The need for agility in project management. No I am not talking about agile, rather agility. And, the business necessity to have flexibility and speed a key tool for use by management. For example, I recently had a tall dead tree on city property between my fence and my neighbor's fence threatening to fall. Living in Florida and approaching Hurricane season, I desperately wanted to have the tree removed. After months of discussion with city and county officials to confirm who owned the tree and who was actually responsible for assessing its health and determining if it should be removed, I was still facing Hurricane season rapidly approaching with a large dead tree that could easily bring about thousands of dollars of damage. Finally, the city agreed that the tree was theirs and I can't begin to tell you what would be involved to add "cutting this tree down" to the city arborist's project list. With bad weather approaching, I privately contracted to have the tree removed - violating the law and incurring a fairly large expense for this. This is but one very small example of the need for agility and flexibility in a project and project organization context. I am sure you get the idea. Sometimes, it is best to deviate from the best practice. In my opinion, this does not lessen the standard.
And lastly, there continues to be somewhat a blind spot for all of that accident and informal project management. These are real people, with real projects, with real needs in the area of tools and right-sized approaches for managing projects and project related work. To continue to call these folks accidental or informal project managers, to suggest that they are not "real" project managers, or to simply ignore their existence is not only incorrect thinking but it is (in my opinion) bad business judgment and intellectually dimwitted.
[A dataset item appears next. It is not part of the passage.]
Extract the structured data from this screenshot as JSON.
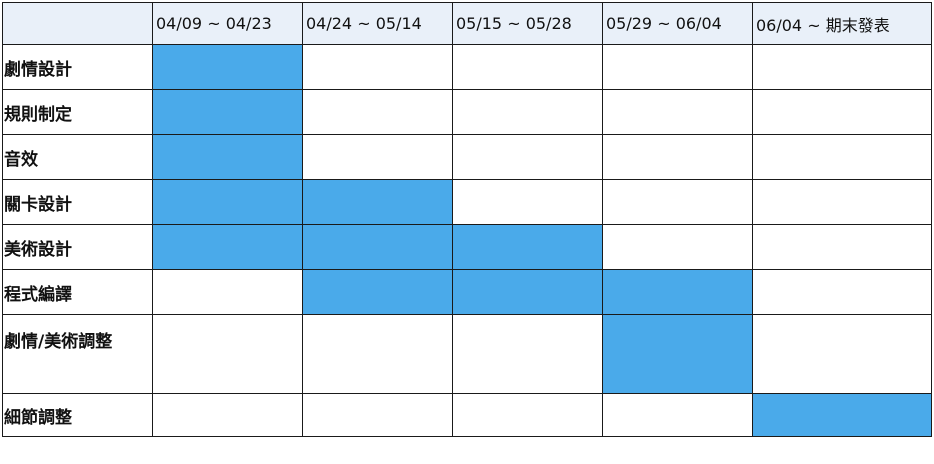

But what has the profession done for these folks? Nothing, besides insist that they do not call themselves project managers. And do these folks have an idea of such groups as APM or PMI or IPMA (not to pick on anyone)..? Of course not. No wonder today's businesses and organizations do such a poor job of project management throughout the nooks and crannies of the organization. If the formal PM bodies do not care, why should anyone else. N' est pas?
Obviously, I am very passionately about project management and at every level within an organization. And, I think the PM organizations have done a fantastic job. Kudos to PMI, APM, and the others. Perhaps my sights are set too high, but I would like to see project management go both very deep (as it has) and traverse very wide (as it has not yet). As always, I put it out there, so I look forward to having it be thrown back in my face. I hope we hear and learn from others.